Tuesday, August 01, 2006

Cabrera-Perez: IJ May Not Order Deportation For Arriving In Court Slightly Late

Cabrera-Perez v. Gonzales
No. 05-3896
August 1, 2006

Immigration judges must remember they are appointed, not anointed.

The Third Circuit in very strong language ordered that immigration judges must allow someone in deportation proceedings to be heard in their case even if they were slightly tardy for a hearing. In this case, the government frequently warned someone that she had to bring witnesses at her next, major hearing. A witness got to her house late so they set off from home a bit late and got a bit lost driving in downtown Newark, NJ. Her attorney arrived exactly on time but by the time she got to the courtroom, she was around 20 minutes late. The IJ had ordered her deported and when she asked the court staff to get the judge to try to be heard, they refused. They tried to reopen the case and, depressingly, the IJ refused to reopen it and the BIA upheld the judge's decision on appeal. The case had to go all the way up to the Third Circuit to do justice and allow her case to be heard on the merits.

Sadly, this is not the first time someone was ordered deported for arriving slightly late, the IJ refused to reopen, the BIA affirmed, and a circuit court had to step in and do the right thing. Jerezano v. INS, 169 F.3d 613 (9th Cir. 1999) (reopening where 20 minutes late but IJ was still in the courtroom working on other cases); Alarcon-Chavez v. Gonzales, 403 F.3d 343 (5th Cir.
2005) (reopening where 20 minutes late and IJ was either still in the courtroom or had just left and still nearby); Nazarova v. INS, 171 F.3d 478 (7th Cir. 1999) (reopening where two hours late due to late arrival of personally-hired interpreter after IJ failed to get an interpreter at prior court appearance that led the immigrant to think she had to bring her own interpreter).

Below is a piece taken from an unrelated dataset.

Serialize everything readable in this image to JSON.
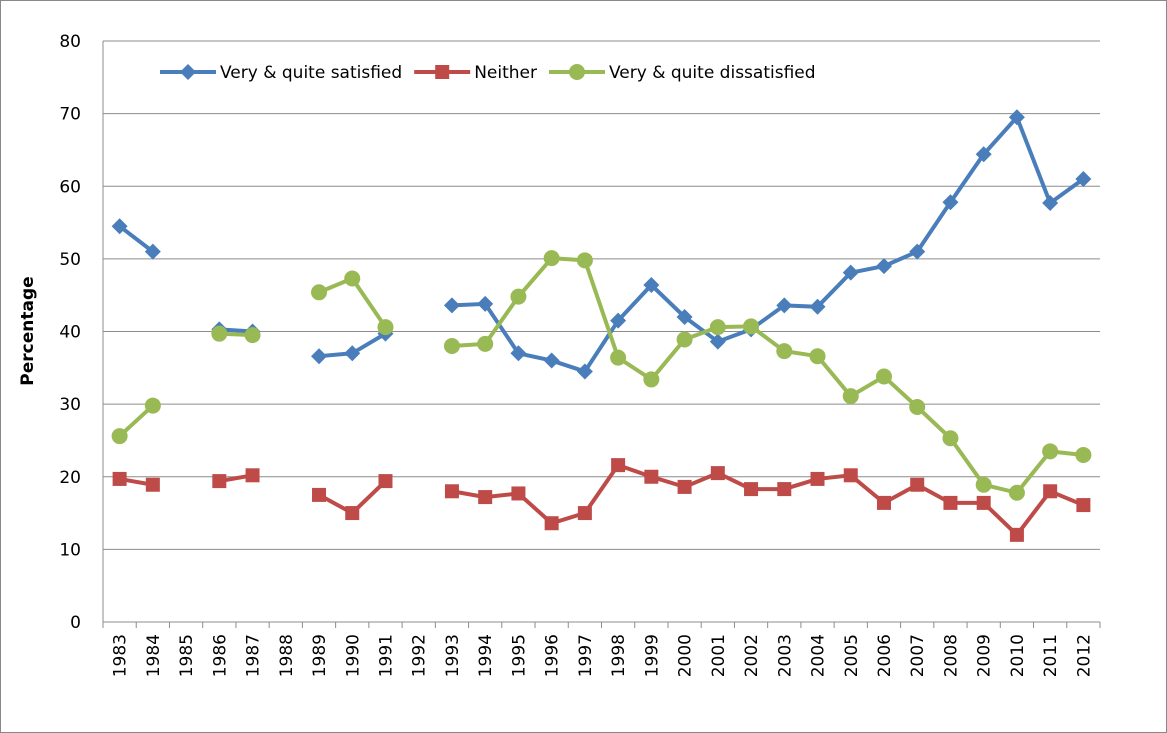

The legal rule is that due process rights exist in immigration cases and the IJ and BIA abused their discretion by refusing to reopen the case for minimal tardiness when the IJ was either still in the courtroom or had recently left but was still nearby. Especially when there was no history of the person arriving late in the case.

The Third Circuit used strong language, saying they would "expect nothing less from immigration judges who sit in this circuit" to reopen such cases and that just like the Fifth Circuit said in Alarcon-Chavez, immigration judges must "remember they are appointed, not anointed."